L’organisation met notamment en cause le commandement de la Police nationale d’Haïti (PNH). Elle affirme que les autorités disposaient d’alertes sur les risques d’attaques, mais n’auraient pas déployé de dispositif préventif suffisant.
Le gouvernement critiqué
Le Consensus Politique National estime que cette nouvelle attaque démontre l’incapacité du gouvernement dirigé par le Premier ministre Alix Didier Fils-Aimé à assurer la sécurité de la population.
La structure politique va plus loin. Elle affirme que « l’État de facto est mort » et réclame le remplacement du gouvernement.
Le Consensus critique également le calendrier électoral prévu pour le 13 décembre 2026. Il juge difficilement envisageable l’organisation d’élections dans un contexte marqué par l’insécurité et le contrôle de plusieurs zones du pays par des groupes armés.
L’organisation accuse ainsi les autorités de maintenir, selon elle, une « fiction » électorale alors que la situation sécuritaire continue de se détériorer.
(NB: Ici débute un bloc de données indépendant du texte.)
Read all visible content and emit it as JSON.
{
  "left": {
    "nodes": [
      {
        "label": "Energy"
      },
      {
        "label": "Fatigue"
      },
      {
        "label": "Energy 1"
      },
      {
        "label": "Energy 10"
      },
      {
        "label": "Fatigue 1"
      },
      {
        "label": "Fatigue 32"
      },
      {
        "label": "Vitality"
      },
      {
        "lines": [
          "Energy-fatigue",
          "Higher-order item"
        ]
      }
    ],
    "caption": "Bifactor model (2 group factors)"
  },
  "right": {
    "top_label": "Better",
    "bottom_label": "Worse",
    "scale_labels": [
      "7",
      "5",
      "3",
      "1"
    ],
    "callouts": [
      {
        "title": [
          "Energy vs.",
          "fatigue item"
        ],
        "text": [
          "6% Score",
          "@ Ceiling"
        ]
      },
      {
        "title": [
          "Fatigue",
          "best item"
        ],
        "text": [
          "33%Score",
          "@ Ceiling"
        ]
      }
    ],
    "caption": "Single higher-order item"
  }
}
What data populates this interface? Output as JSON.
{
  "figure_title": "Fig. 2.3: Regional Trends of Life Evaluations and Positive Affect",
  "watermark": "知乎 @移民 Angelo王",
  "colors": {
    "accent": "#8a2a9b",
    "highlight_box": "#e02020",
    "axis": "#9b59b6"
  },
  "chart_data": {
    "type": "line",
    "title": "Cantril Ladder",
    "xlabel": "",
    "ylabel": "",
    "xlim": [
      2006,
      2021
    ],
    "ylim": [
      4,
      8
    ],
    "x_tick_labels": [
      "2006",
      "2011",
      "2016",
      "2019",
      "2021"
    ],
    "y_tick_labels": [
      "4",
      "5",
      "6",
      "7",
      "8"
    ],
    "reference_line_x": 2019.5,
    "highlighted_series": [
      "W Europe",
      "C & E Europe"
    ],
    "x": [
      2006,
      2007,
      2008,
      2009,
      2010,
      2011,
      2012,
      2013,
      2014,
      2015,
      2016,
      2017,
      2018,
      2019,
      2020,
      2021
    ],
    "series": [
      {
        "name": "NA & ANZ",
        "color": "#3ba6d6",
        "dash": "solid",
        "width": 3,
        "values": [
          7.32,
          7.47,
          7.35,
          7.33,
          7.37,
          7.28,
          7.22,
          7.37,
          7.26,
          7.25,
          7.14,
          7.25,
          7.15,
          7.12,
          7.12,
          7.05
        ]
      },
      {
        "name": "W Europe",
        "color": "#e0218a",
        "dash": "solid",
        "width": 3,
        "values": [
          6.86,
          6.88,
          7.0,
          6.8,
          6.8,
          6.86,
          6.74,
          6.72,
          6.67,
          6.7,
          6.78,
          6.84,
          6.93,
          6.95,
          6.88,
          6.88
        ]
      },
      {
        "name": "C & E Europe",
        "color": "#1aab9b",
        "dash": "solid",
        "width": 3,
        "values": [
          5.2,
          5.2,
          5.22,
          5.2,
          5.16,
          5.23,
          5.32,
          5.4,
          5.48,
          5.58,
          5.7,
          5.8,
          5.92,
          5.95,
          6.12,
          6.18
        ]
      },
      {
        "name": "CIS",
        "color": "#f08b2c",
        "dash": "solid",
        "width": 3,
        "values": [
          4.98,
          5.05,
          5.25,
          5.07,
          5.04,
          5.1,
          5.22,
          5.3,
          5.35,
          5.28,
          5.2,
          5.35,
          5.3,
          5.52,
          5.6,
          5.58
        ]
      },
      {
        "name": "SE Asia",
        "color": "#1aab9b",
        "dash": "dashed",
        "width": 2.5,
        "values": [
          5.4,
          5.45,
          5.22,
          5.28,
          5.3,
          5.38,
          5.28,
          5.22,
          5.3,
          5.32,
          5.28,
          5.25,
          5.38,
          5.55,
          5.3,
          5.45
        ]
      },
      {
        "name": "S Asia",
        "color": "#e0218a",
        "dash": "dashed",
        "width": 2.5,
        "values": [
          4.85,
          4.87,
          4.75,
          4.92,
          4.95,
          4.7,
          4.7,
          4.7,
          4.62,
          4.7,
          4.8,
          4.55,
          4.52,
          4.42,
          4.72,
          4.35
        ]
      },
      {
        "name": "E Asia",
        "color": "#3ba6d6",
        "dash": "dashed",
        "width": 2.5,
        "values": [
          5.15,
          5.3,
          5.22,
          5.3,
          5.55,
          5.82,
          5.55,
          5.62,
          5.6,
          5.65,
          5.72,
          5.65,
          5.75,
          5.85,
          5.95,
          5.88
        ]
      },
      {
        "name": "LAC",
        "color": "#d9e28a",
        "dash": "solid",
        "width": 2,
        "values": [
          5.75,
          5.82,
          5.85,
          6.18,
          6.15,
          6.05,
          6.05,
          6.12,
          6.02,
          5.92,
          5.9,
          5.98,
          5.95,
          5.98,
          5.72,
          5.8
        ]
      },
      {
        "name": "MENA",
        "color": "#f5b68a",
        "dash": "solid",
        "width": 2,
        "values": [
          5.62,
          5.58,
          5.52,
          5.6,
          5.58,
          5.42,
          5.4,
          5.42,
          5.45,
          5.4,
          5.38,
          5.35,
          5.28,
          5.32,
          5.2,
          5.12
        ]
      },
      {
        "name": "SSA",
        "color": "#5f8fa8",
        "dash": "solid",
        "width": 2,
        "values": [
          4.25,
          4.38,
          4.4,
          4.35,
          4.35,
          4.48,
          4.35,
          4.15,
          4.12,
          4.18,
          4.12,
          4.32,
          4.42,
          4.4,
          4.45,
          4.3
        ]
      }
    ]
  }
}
Appel au remplacement du gouvernement
Le Consensus Politique National adresse aussi une mise en garde au Conseil électoral provisoire (CEP), aux partis politiques et aux acteurs internationaux impliqués dans le processus électoral.
Il estime que ceux qui soutiendraient l’organisation d’élections dans les conditions actuelles pourraient être tenus responsables des conséquences de la crise.
Le regroupement réaffirme son appel au départ du gouvernement. Il propose la mise en place d’un « Exécutif bicéphale » et l’activation d’une « Conférence nationale souveraine ».
Selon le Consensus, ces mesures permettraient de restaurer l’ordre institutionnel, de rétablir la sécurité et de créer les conditions nécessaires à l’organisation d’élections.
La structure politique conclut sa note en rendant hommage aux victimes de Kenscoff et en appelant à des mesures urgentes pour protéger la population.